В скрежещущем голосе Огастуса прозвучала угроза, но Фредер не расслышал её.
— Дядя, хорошо идёт твой первый день в качестве короля? Сутки ещё не прошли с твоего назначения регентом, а твоя армия умирает от абадон, которых ты не смог разгадать, обуздать, предупредить и остановить. Завтра же тебя свергнуть твои генералы. А народ наплюет на твои портреты.
— Я бы не загадывал так далеко, племянник. Завтра, оно наступит не скоро, дожить бы до этого дня.
Фредер с наигранным сочувствием покачал головой.
— Жалкий человек, мечтающий всю жизнь стать королём. Вот, получай, что заслужил. Расправляйся своей королевской властью с чужаками, которые бьют наших и не наших в Санпаве.
Огастус сделал шаг вперёд, подойдя ближе к племяннику. Уже не раб заботил его мысли, а принц. Уилл напрягся и подозрительно взглянул на спину герцога.
— Эта война не началась бы, — сказал Огастус. — Но ты не смог замолчать, когда я похоронил твоего брата. Ты предал свою страну и свою армию ещё будучи двенадцатилетним мальчишкой.
— Вот опять ты вспоминаешь тот день. Камерутчане так спокойно и легко покинули бы обжитую Санпаву, когда бы Зенрут выдвинул им официальные обвинения? Они бы подтерлись твоим обвинением и продолжали бы грабить Санпаву. Война разгорелась бы ещё раньше. Я отодвинул её, я дал Санпаве пожить еще несколько лет без войны. Дал возможность вам с матерью наладить дипломатические отношения с Геровальдом. Вдруг получилось бы что-нибудь! А ты не смог даже воевать разумно с врагом. Притащил абадон!
Огастус повернулся к Уиллу, бросил на него испепеляющий взгляд и направил внимание на племянника.
— Я разберусь с ними. Они будут уничтожены.
— Как и Санпава. Огастус, ты король без короны и земли.
— И с тобой разберусь, — вздохнул герцог.
Уилл увидел сверкающую сталь, выглянувшую из-под сюртука Огастуса. Блеск ножа прервал все мысли об абадонах. Уилл бросился на хозяина, первее него выхватил нож и закрыл собой Фредера. В шаге стоял Огастус, Уилл занёс нож, но немыслимая боль оглушила его, дыхание спёрло. На шее взвился ошейник.
— Схватите Фреда! — велел Огастус.
Проваливаясь в пучину боли и темноты, Уилл услышал треск ключа, закрывающий дверь в камеру. Офицеры подбежали к принцу и схватили его за руки.
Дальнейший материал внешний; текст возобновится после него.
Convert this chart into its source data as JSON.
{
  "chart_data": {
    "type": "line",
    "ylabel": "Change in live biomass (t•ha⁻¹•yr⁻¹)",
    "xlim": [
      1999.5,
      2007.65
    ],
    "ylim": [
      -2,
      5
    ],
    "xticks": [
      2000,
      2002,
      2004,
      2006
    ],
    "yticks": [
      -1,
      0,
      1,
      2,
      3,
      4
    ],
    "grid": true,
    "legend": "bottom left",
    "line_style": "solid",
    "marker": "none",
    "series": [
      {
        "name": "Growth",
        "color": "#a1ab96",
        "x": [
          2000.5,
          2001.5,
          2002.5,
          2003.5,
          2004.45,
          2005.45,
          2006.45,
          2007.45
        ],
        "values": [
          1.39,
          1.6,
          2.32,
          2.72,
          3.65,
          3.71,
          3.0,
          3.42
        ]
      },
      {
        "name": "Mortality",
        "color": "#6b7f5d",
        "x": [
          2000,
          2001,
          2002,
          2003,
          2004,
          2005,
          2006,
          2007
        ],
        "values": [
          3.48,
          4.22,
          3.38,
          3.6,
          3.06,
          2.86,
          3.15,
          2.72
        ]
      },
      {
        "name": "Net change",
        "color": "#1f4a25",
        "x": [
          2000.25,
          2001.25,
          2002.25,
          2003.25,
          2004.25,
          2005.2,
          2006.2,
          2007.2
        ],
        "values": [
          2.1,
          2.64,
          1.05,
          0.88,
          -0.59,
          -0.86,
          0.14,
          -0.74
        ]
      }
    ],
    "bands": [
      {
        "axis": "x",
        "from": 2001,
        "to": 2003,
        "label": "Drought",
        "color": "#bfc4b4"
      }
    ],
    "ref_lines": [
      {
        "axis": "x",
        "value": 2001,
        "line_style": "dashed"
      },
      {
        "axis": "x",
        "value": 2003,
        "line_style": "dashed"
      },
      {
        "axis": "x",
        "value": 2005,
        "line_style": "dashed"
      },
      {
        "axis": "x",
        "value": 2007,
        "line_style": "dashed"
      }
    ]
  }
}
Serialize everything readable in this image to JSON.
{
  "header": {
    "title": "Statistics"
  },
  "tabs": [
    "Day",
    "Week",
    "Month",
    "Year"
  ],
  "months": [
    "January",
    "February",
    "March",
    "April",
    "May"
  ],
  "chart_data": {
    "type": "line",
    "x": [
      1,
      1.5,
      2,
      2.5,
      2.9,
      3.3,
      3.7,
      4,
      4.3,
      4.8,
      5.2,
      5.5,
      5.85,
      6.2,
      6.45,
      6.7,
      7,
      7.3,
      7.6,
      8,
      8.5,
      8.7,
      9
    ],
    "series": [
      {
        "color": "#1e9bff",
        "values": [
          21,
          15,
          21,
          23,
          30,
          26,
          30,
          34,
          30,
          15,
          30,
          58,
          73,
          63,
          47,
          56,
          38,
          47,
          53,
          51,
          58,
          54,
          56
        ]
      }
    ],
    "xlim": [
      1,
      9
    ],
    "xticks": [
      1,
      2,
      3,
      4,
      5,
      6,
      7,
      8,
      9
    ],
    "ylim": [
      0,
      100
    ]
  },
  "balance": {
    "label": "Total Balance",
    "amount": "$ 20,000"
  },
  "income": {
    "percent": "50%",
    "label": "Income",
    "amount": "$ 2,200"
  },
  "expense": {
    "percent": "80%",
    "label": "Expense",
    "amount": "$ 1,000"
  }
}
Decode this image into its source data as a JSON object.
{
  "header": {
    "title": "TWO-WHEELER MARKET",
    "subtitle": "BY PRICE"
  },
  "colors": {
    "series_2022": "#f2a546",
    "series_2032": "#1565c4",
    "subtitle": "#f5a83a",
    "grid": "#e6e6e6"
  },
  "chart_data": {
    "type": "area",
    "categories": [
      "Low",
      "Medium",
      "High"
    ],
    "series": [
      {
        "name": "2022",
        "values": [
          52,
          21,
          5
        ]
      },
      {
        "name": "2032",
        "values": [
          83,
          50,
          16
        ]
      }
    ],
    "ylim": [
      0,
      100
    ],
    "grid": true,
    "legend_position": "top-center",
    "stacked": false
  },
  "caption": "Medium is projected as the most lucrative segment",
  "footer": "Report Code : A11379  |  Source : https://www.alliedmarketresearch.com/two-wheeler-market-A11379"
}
— Не надо, пожалуйста! — вскочила Люси.
Джон Пайн одной рукой сжал её за талию.
Фредер тяжело пыхтел. Кажется, он вырывался. Уилл с пола видел только длинные сапоги офицеров и Фредера. Перед ним стоял Огастус и улыбался искренней счастливой улыбкой. Глаза сияли отблеском стали. Из руки в руку он перебрасывал чёрный винамиатис.
— Я поражён, что после моей дневной взбучки ты ещё держишься на ногах. Твоя смерть будет долгой. Ты не воин, а пошедшее псу под хвост создание. Как жил никем, так и умрёшь никем. Завидуй своему другу и принцу — он быстро умрёт. Если, конечно, не захочет ухватиться за свою проклятую жизнь.